Tak kugubris protesan Mas Satya, tetap kupukul lengannya karena masih merasa kesal.
Mas Satya melajukan mobilnya lebih cepat dan membelokkan mobilnya kearah basement bangunan tinggi yang sangat kukenali. Gedung apartemenku.
Ia memarkirkan mobilnya dengan mulus di slot parkir yang dekat pintu masuk. Lantas menggenggam kedua tanganku yang tadi memukulnya.
“Maaf ya, Sayang.. Bercanda tadi..” katanya sambil mengecup kedua tanganku.

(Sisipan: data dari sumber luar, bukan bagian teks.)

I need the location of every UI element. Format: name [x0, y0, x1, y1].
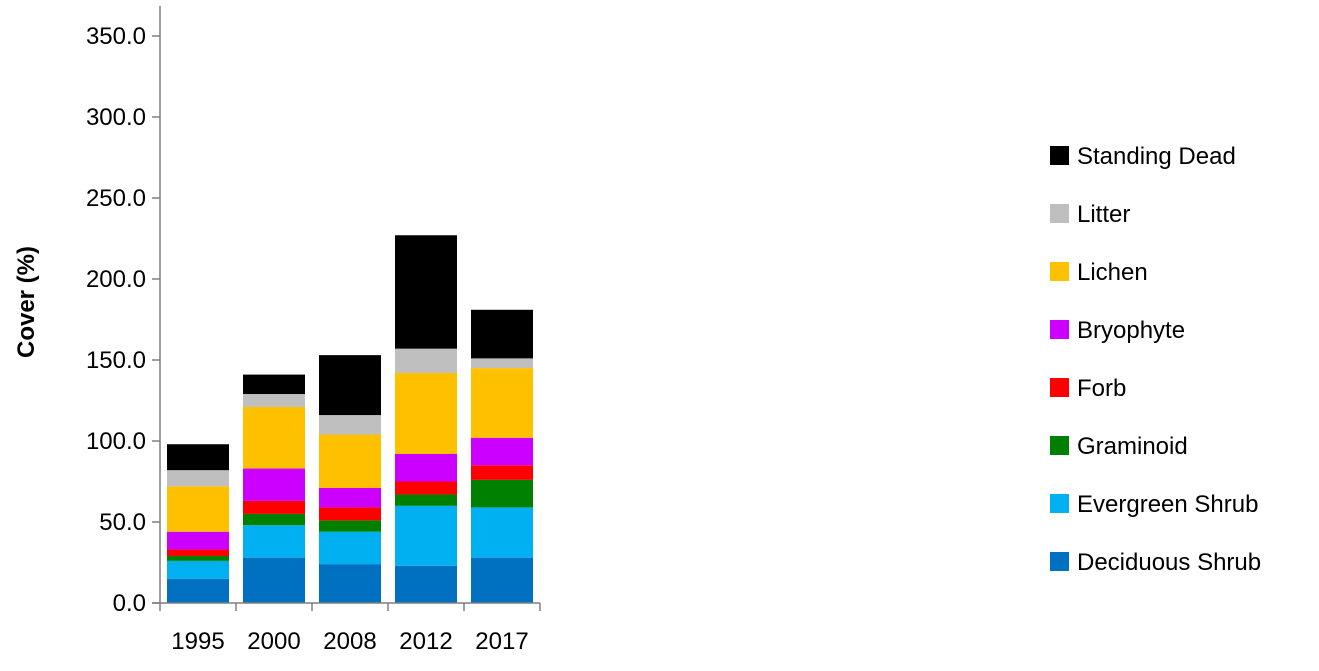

Aku memalingkan muka menghadap jendela. Menahan rasa panas yang muncul di pipi.
“Gemas banget sih… Pacarnya siapa ini?” godanya.

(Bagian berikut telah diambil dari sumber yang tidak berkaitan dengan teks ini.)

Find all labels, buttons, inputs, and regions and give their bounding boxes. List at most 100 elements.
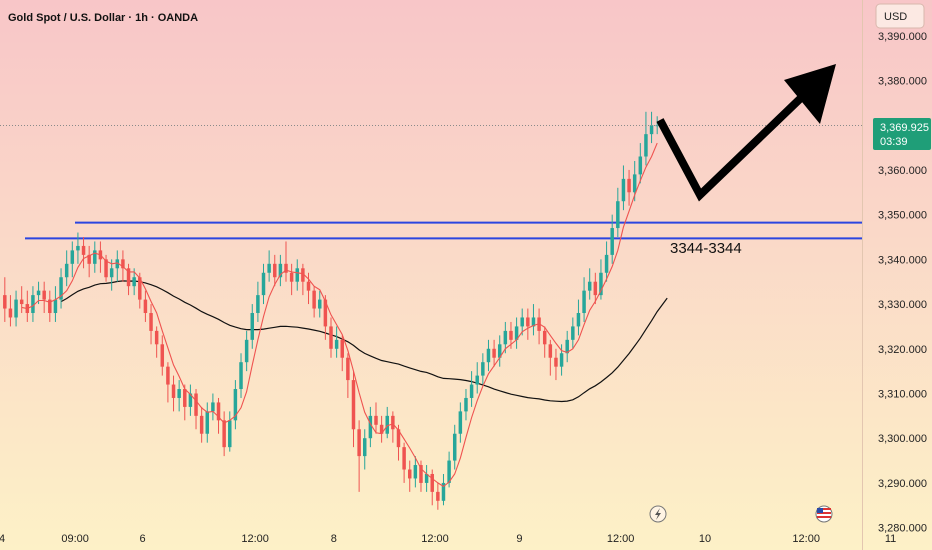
candle (424, 465, 429, 492)
candle-body (70, 250, 75, 264)
candle-body (644, 134, 648, 157)
candle-body (329, 326, 333, 349)
last-price-value: 3,369.925 (880, 122, 929, 134)
candle (318, 290, 322, 318)
candle-body (64, 263, 69, 278)
currency-label: USD (884, 11, 907, 23)
candle (481, 353, 485, 385)
candle-body (481, 362, 485, 376)
candle-body (357, 429, 361, 457)
bar-countdown-timer: 03:39 (880, 136, 908, 148)
candle-body (379, 424, 384, 434)
candle-body (402, 447, 406, 470)
candle-body (351, 380, 356, 430)
candle-body (143, 299, 148, 314)
candle-body (3, 295, 7, 309)
candle (464, 389, 468, 421)
x-axis-tick-label: 8 (331, 533, 337, 545)
candle-body (396, 429, 401, 448)
candle-body (554, 357, 558, 367)
candle (211, 393, 215, 421)
x-axis-tick-label: 12:00 (792, 533, 820, 545)
candle (171, 375, 176, 412)
candle (402, 442, 406, 483)
candle-body (199, 415, 204, 434)
candle-body (599, 272, 603, 296)
candle (571, 317, 575, 349)
candle (520, 308, 524, 336)
candle (587, 268, 592, 300)
candle (53, 286, 58, 322)
candle-body (284, 263, 288, 273)
y-axis-tick-label: 3,350.000 (878, 210, 927, 222)
candle-body (582, 290, 586, 314)
candle-body (267, 263, 271, 273)
candle (334, 326, 339, 358)
candle-body (295, 268, 299, 282)
candle-body (261, 272, 266, 296)
currency-button[interactable] (875, 3, 925, 29)
candle (599, 259, 603, 300)
candle-body (93, 250, 97, 264)
candle (492, 339, 496, 367)
level-annotation-text: 3344-3344 (670, 240, 742, 257)
candle-body (436, 491, 440, 501)
candle-body (19, 299, 24, 305)
candle (542, 326, 547, 358)
lightning-event-icon[interactable] (649, 505, 667, 523)
candle-body (160, 344, 165, 367)
candle (616, 187, 620, 237)
candle (295, 259, 299, 291)
candle-body (48, 299, 52, 314)
us-flag-event-icon[interactable] (815, 505, 833, 523)
candle-body (542, 330, 547, 345)
y-axis-tick-label: 3,380.000 (878, 76, 927, 88)
candle-body (59, 277, 63, 300)
candle-body (621, 178, 626, 202)
candle (368, 406, 373, 448)
candle-body (447, 460, 451, 483)
candle-body (121, 259, 125, 269)
candle (306, 272, 311, 305)
candle-body (138, 277, 142, 300)
candle-body (407, 469, 412, 479)
candle (565, 330, 569, 363)
candle (407, 460, 412, 492)
x-axis-tick-label: 6 (140, 533, 146, 545)
candle (621, 165, 626, 211)
candle-body (273, 263, 277, 278)
x-axis-tick-label: 12:00 (421, 533, 449, 545)
candle-body (154, 330, 159, 345)
candle (216, 397, 221, 434)
candle (273, 254, 277, 287)
candle-body (194, 393, 198, 416)
candle (419, 460, 423, 492)
candle-body (385, 415, 389, 434)
candle-body (419, 465, 423, 483)
candle (177, 380, 181, 412)
candle-body (576, 313, 581, 327)
candle-body (306, 281, 311, 291)
candle (554, 348, 558, 381)
candle-body (593, 281, 598, 296)
y-axis-tick-label: 3,310.000 (878, 389, 927, 401)
candle-body (514, 326, 519, 340)
candle-body (323, 299, 328, 327)
candle-body (475, 375, 479, 385)
candle (593, 272, 598, 305)
candle-body (8, 308, 13, 318)
y-axis-tick-label: 3,290.000 (878, 478, 927, 490)
candle (244, 330, 249, 372)
candle (132, 268, 136, 296)
candle-body (469, 384, 474, 398)
x-axis-tick-label: 09:00 (61, 533, 89, 545)
candle-body (638, 156, 643, 175)
candle (222, 411, 226, 457)
candle-body (149, 313, 153, 331)
candle-body (244, 339, 249, 363)
candle (374, 402, 378, 434)
candle (194, 389, 198, 430)
candle-body (616, 201, 620, 229)
candle (31, 286, 35, 322)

Ia memegang daguku pelan dan mengarahkanku menghadap dirinya.
Dengan menahan rasa panas yang semakin menjadi di pipi, aku menatap langsung kedua matanya.
Blush…
Pipiku memerah. Kutundukkan wajahku menahan rasa malu karena menatap Mas Satya yang menunjukkan rasa suka sangat jelas.
Mas Satya menangkup kedua pipiku. Telapak tangannya terasa hangat di tengah dinginnya AC mobil yang terhembus maksimal. Ia mengangkat wajahku agar menatap dirinya.
“Cantiknyaa…” Mas Satya mengelus kedua pipiku. “Kok bisa merah muda gini?” tanyanya.
Aku mengangkat kedua bahu. “Makanya jangan gombal-gombal.” omelku.
“Siapa yang gombal? Kalau sama Kalila, Mas selalu jujur apa adanya.”
Tak kugubris pembelaan dirinya. Aku mengedarkan pandang menatap basement gedung apartemenku dengan heran.
“Kenapa berhenti di gedung apartemenku? Papa sama Mamaku masih di rumah Om Radja, loh.”
“Jadi Kalila tinggalnya di sini?” tanya Mas Satya. “Ga kejauhan emang kalau mau ke Gedung YMB?”
Aku menggeleng. “Yang penting ga macet, jadi ga kerasa jauh.”
“Mas juga punya apartemen di sini, makanya ini mampir sekalian. Kan tadi Mas udah dapat cukup banyak informasi tentang Kalila dari anak-anak YMB. Nah sekarang saatnya Mas sharing tentang diri Mas ke Kalila. Biar adil.”
Aku memerhatikan Mas Satya yang turun lebih dahulu untuk membukakan pintu mobilku. Mengikuti langkahnya menuju lift basement, aku setuju dengan inisiatifnya untuk sharing tentang dirinya saat ini. Karena Mas Satya sudah mendapat banyak informasi tentangku yang 70 persen akurat dari anak-anak YMB.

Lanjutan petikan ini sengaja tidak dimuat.